Protesting the Backcountry: Building a Better Backcountry Ski

I grew up on water skis, cutting around buoys. (I also grew up laughing at what ‘powder skiing’ was at the time, all them cute little squiggles down a mountain.) Powder shares many attributes of a fluid, and virtually none of the characteristics of the world for which the <90mm waisted disasters known as skis back then were designed for.

Put simply, ski racing drove ski design for far too long. Shane McConkey may not have been the first to realize this, but he was certainly the first with a high enough profile and the credibility as a top level athlete to get a large ski manufacturer to pull their butts off of a slalom gate and produce something new.

Thanks, Shane.

I mention this bit of history that many of us already know because I think some of the lessons of the Spatula have been forgotten. There are so many skiers these days who never had a chance to ski those shiny, silver experiments, that’s it’s really a shame that the outer limits of certain design concepts aren’t known to them. The extremes of many skiers’ understanding of a full reverse sidecut, reverse camber (let’s just call it fully rockered) design hits the wall at some current hybrid shape, somewhere between a Spatula and a GS ski. Lots of skis are rockered to some degree, but how many are also truly tapered? When I say tapered, I mean: starting from the center of the ski and running an appreciable length down toward the tip and tail, and not merely 6 inches from the ends of the ski. (That taper, by the way, is how you get a drag free ski tip to keep from grabbing in heavy snow.)

Photo of the taper of the DPS Lotus 138
Just so you know, when I'm talking about taper, I really mean taper. DPS knows.

Some skis are tapered, but how many are anywhere near a reverse sidecut, or at the very least close to reverse sidecut, which is to say, straight? (Even straight-ish is a better approach to powder and funky snow than any sidecut.) There are a few skis that come close by my estimations, but there are not enough.

Some companies are building rockered AND tapered skis that are pretty popular (I’m looking at you Armada JJ and Rossignol S7), but what’s with that pronounced deep curve right by the boot on the sidewall? Is all that really necessary?

Photo of the curves of the Rossignol S7
Why so curvy, yo? This wasn't designed for 50% powder, 50% slalom skiing, right?

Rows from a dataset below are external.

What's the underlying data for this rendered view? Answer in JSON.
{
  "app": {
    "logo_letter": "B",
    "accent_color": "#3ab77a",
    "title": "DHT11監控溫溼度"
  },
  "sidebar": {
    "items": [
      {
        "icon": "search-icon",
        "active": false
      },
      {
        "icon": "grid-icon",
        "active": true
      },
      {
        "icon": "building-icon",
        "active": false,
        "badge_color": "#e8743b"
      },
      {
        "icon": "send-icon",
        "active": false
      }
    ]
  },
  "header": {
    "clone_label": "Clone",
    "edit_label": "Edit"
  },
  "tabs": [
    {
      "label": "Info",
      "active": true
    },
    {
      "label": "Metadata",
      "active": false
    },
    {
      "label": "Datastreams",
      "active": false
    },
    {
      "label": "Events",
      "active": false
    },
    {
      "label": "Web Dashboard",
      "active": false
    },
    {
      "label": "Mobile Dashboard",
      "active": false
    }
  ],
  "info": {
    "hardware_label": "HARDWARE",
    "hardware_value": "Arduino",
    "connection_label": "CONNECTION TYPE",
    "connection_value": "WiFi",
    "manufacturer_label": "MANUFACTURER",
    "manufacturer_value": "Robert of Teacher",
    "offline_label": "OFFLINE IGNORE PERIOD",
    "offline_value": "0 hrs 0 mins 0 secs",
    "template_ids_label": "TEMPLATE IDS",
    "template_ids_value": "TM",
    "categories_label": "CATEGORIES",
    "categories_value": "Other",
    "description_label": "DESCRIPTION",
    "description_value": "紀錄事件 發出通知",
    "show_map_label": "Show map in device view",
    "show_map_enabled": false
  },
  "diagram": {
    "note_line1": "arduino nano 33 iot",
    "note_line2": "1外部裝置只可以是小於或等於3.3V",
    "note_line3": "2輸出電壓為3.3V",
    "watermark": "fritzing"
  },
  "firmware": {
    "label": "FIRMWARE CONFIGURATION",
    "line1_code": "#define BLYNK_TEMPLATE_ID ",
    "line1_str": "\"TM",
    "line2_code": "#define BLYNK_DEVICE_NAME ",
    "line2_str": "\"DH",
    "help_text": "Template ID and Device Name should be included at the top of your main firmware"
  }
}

It’s my firm belief that the popularity of these skis has everything to do with their leaning toward that general Spatula layout in powder snow, in spite of their clinging to some old modes of thinking, namely that ‘Well dude, we HAVE to have sidecut—how else you gonna turn!!?’

The best you know is the best you’ve ridden.

2 comments on “Protesting the Backcountry: Building a Better Backcountry Ski”

  1. The ski will be narrower all around. Essentially about 15mm subtracted from every dimension of the current Praxis Protest. That equates to a 113mm waist.